Mr. A. supervises two other men who work on other floors. He explains to me that he had a mentor at Laclede who taught him what it meant to be a custodian. Caring for the space is more than just cleaning, he says. You're a storyteller, a mentor, a disciplinarian when necessary.

"At Laclede I wore five or six hats," he says, "and I learned so much. Now I speak to kids at their own level." Here he gestures with his hands, practically diving down and forward into a sense of "their level" and what that means, the intensity of what that means. His eyes bear into mine. Mr. A. establishes rules and makes sure they are followed.
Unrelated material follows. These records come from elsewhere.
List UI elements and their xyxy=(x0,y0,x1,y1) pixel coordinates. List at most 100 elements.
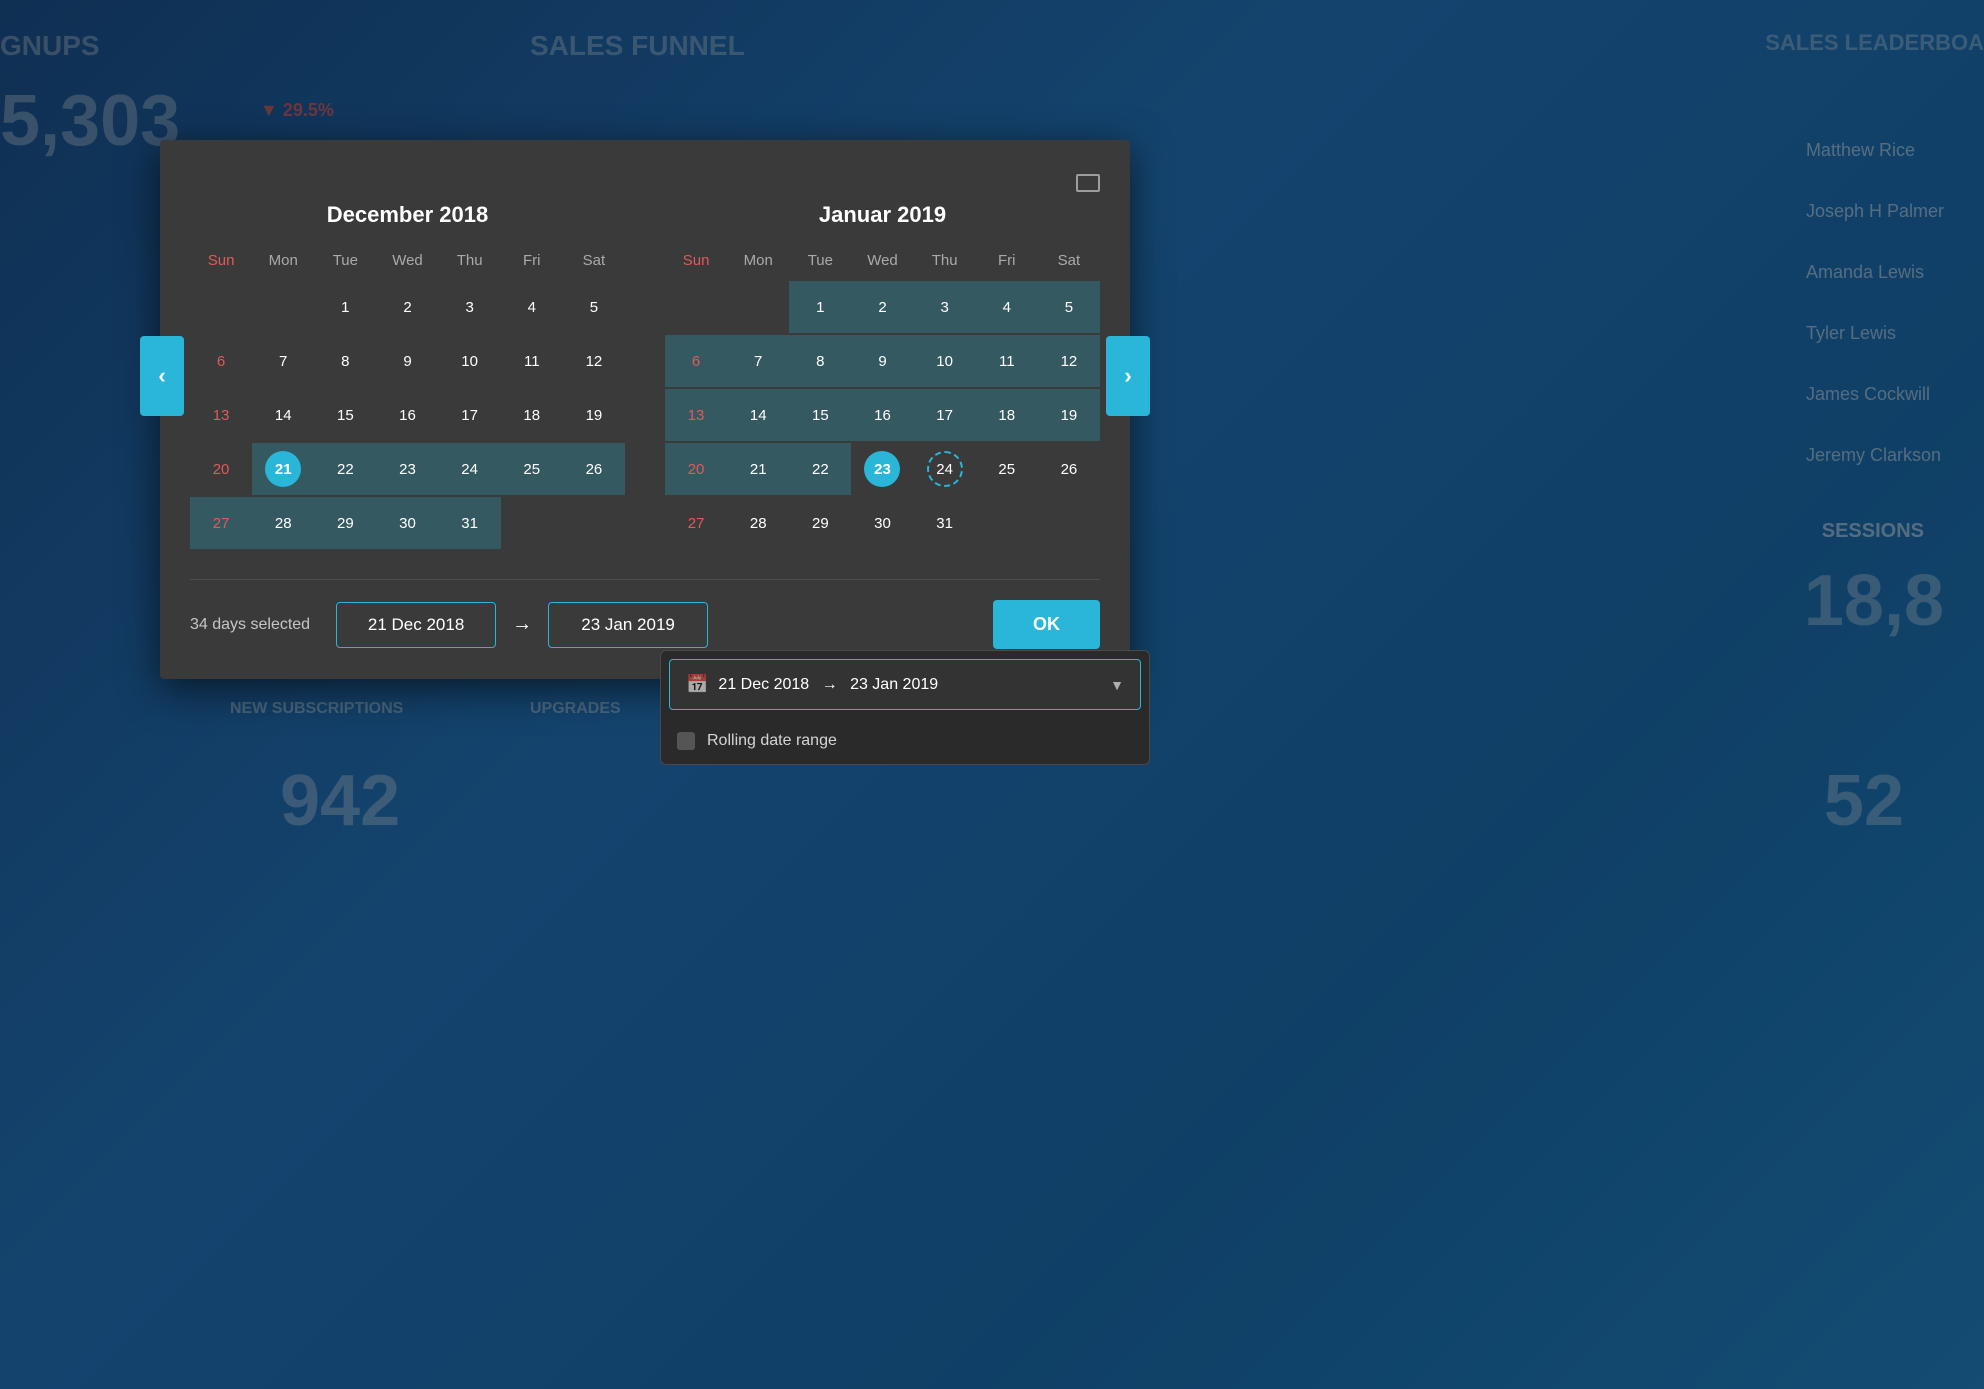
start-date-input[interactable]: 21 Dec 2018 xyxy=(336,602,496,648)
jan-day-22[interactable]: 22 xyxy=(789,443,851,495)
arrow-between: → xyxy=(512,613,532,636)
dr-arrow: → xyxy=(822,676,838,693)
jan-day-13[interactable]: 13 xyxy=(665,389,727,441)
jan-day-3[interactable]: 3 xyxy=(914,281,976,333)
date-range-text: 21 Dec 2018 → 23 Jan 2019 xyxy=(718,676,1100,694)
dec-day-7[interactable]: 7 xyxy=(252,335,314,387)
jan-day-23[interactable]: 23 xyxy=(851,443,913,495)
dec-header-tue: Tue xyxy=(314,248,376,273)
prev-month-button[interactable]: ‹ xyxy=(140,336,184,416)
jan-day-1[interactable]: 1 xyxy=(789,281,851,333)
january-days-grid: 1234567891011121314151617181920212223242… xyxy=(665,281,1100,549)
jan-day-11[interactable]: 11 xyxy=(976,335,1038,387)
minimize-button[interactable] xyxy=(1076,174,1100,192)
jan-day-31[interactable]: 31 xyxy=(914,497,976,549)
dec-day-28[interactable]: 28 xyxy=(252,497,314,549)
dec-day-9[interactable]: 9 xyxy=(376,335,438,387)
jan-day-21[interactable]: 21 xyxy=(727,443,789,495)
jan-day-12[interactable]: 12 xyxy=(1038,335,1100,387)
dec-day-18[interactable]: 18 xyxy=(501,389,563,441)
dec-day-23[interactable]: 23 xyxy=(376,443,438,495)
jan-day-27[interactable]: 27 xyxy=(665,497,727,549)
jan-day-9[interactable]: 9 xyxy=(851,335,913,387)
dec-day-15[interactable]: 15 xyxy=(314,389,376,441)
dec-day-29[interactable]: 29 xyxy=(314,497,376,549)
days-selected-label: 34 days selected xyxy=(190,616,310,634)
jan-empty xyxy=(727,281,789,333)
jan-empty xyxy=(976,497,1038,549)
dec-day-31[interactable]: 31 xyxy=(439,497,501,549)
january-calendar: Januar 2019 Sun Mon Tue Wed Thu Fri Sat … xyxy=(665,202,1100,549)
calendar-icon: 📅 xyxy=(686,674,708,695)
jan-day-14[interactable]: 14 xyxy=(727,389,789,441)
next-month-button[interactable]: › xyxy=(1106,336,1150,416)
dec-day-26[interactable]: 26 xyxy=(563,443,625,495)
jan-day-7[interactable]: 7 xyxy=(727,335,789,387)
dec-day-5[interactable]: 5 xyxy=(563,281,625,333)
dec-header-wed: Wed xyxy=(376,248,438,273)
jan-day-20[interactable]: 20 xyxy=(665,443,727,495)
dec-day-12[interactable]: 12 xyxy=(563,335,625,387)
jan-day-6[interactable]: 6 xyxy=(665,335,727,387)
jan-day-5[interactable]: 5 xyxy=(1038,281,1100,333)
jan-day-15[interactable]: 15 xyxy=(789,389,851,441)
dec-day-10[interactable]: 10 xyxy=(439,335,501,387)
january-title: Januar 2019 xyxy=(665,202,1100,228)
dec-day-4[interactable]: 4 xyxy=(501,281,563,333)
dr-start-date: 21 Dec 2018 xyxy=(718,676,809,693)
dec-header-fri: Fri xyxy=(501,248,563,273)
dec-day-6[interactable]: 6 xyxy=(190,335,252,387)
dec-day-1[interactable]: 1 xyxy=(314,281,376,333)
date-range-selector: 📅 21 Dec 2018 → 23 Jan 2019 ▼ Rolling da… xyxy=(660,650,1150,765)
rolling-checkbox[interactable] xyxy=(677,732,695,750)
jan-day-29[interactable]: 29 xyxy=(789,497,851,549)
jan-day-19[interactable]: 19 xyxy=(1038,389,1100,441)
date-range-input-row[interactable]: 📅 21 Dec 2018 → 23 Jan 2019 ▼ xyxy=(669,659,1141,710)
jan-day-4[interactable]: 4 xyxy=(976,281,1038,333)
jan-day-30[interactable]: 30 xyxy=(851,497,913,549)
dec-day-27[interactable]: 27 xyxy=(190,497,252,549)
dec-day-25[interactable]: 25 xyxy=(501,443,563,495)
rolling-label: Rolling date range xyxy=(707,732,837,750)
jan-day-28[interactable]: 28 xyxy=(727,497,789,549)
jan-day-10[interactable]: 10 xyxy=(914,335,976,387)
dec-day-19[interactable]: 19 xyxy=(563,389,625,441)
january-day-headers: Sun Mon Tue Wed Thu Fri Sat xyxy=(665,248,1100,273)
calendar-dialog: ‹ December 2018 Sun Mon Tue Wed Thu Fri … xyxy=(160,140,1130,679)
jan-day-2[interactable]: 2 xyxy=(851,281,913,333)
dec-day-2[interactable]: 2 xyxy=(376,281,438,333)
dec-header-sun: Sun xyxy=(190,248,252,273)
dec-day-30[interactable]: 30 xyxy=(376,497,438,549)
jan-header-sat: Sat xyxy=(1038,248,1100,273)
jan-day-16[interactable]: 16 xyxy=(851,389,913,441)
dec-day-20[interactable]: 20 xyxy=(190,443,252,495)
dec-day-24[interactable]: 24 xyxy=(439,443,501,495)
jan-header-fri: Fri xyxy=(976,248,1038,273)
ok-button[interactable]: OK xyxy=(993,600,1100,649)
jan-header-mon: Mon xyxy=(727,248,789,273)
jan-day-25[interactable]: 25 xyxy=(976,443,1038,495)
jan-day-8[interactable]: 8 xyxy=(789,335,851,387)
dec-empty xyxy=(501,497,563,549)
jan-day-17[interactable]: 17 xyxy=(914,389,976,441)
dec-day-21[interactable]: 21 xyxy=(252,443,314,495)
dec-day-13[interactable]: 13 xyxy=(190,389,252,441)
dec-day-17[interactable]: 17 xyxy=(439,389,501,441)
dec-day-11[interactable]: 11 xyxy=(501,335,563,387)
jan-day-26[interactable]: 26 xyxy=(1038,443,1100,495)
december-title: December 2018 xyxy=(190,202,625,228)
jan-header-sun: Sun xyxy=(665,248,727,273)
jan-day-18[interactable]: 18 xyxy=(976,389,1038,441)
december-days-grid: 1234567891011121314151617181920212223242… xyxy=(190,281,625,549)
dec-day-16[interactable]: 16 xyxy=(376,389,438,441)
dec-header-mon: Mon xyxy=(252,248,314,273)
jan-day-24[interactable]: 24 xyxy=(914,443,976,495)
jan-header-wed: Wed xyxy=(851,248,913,273)
dr-end-date: 23 Jan 2019 xyxy=(850,676,938,693)
dec-day-3[interactable]: 3 xyxy=(439,281,501,333)
dec-day-14[interactable]: 14 xyxy=(252,389,314,441)
end-date-input[interactable]: 23 Jan 2019 xyxy=(548,602,708,648)
dec-day-8[interactable]: 8 xyxy=(314,335,376,387)
december-calendar: December 2018 Sun Mon Tue Wed Thu Fri Sa… xyxy=(190,202,625,549)
dec-day-22[interactable]: 22 xyxy=(314,443,376,495)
"Your mama don't work here," Mr. A. says to the kids. It's good for the kids, he says, to hear it from a man in addition to female parents and teachers. "They know I care," he says.

As things turned out, that was the last year Mr. A. and I shared professional space and time. By the beginning of the 2005-06 school year, the district had outsourced custodial care to Sodexo, and later to Aramark, a multi-national corporation that employs more than 255,000 people who clean national parks, prisons, Olympic stadiums, sports arenas, hospitals and even zoos. By 2008 Gundlach was shuttered and I was gone, too, my students sent to schools farther from home.

I wonder what Mr. A is doing now. And I wonder if he's keeping his shine up.

Inda Schaenen is a writer and teacher in St. Louis.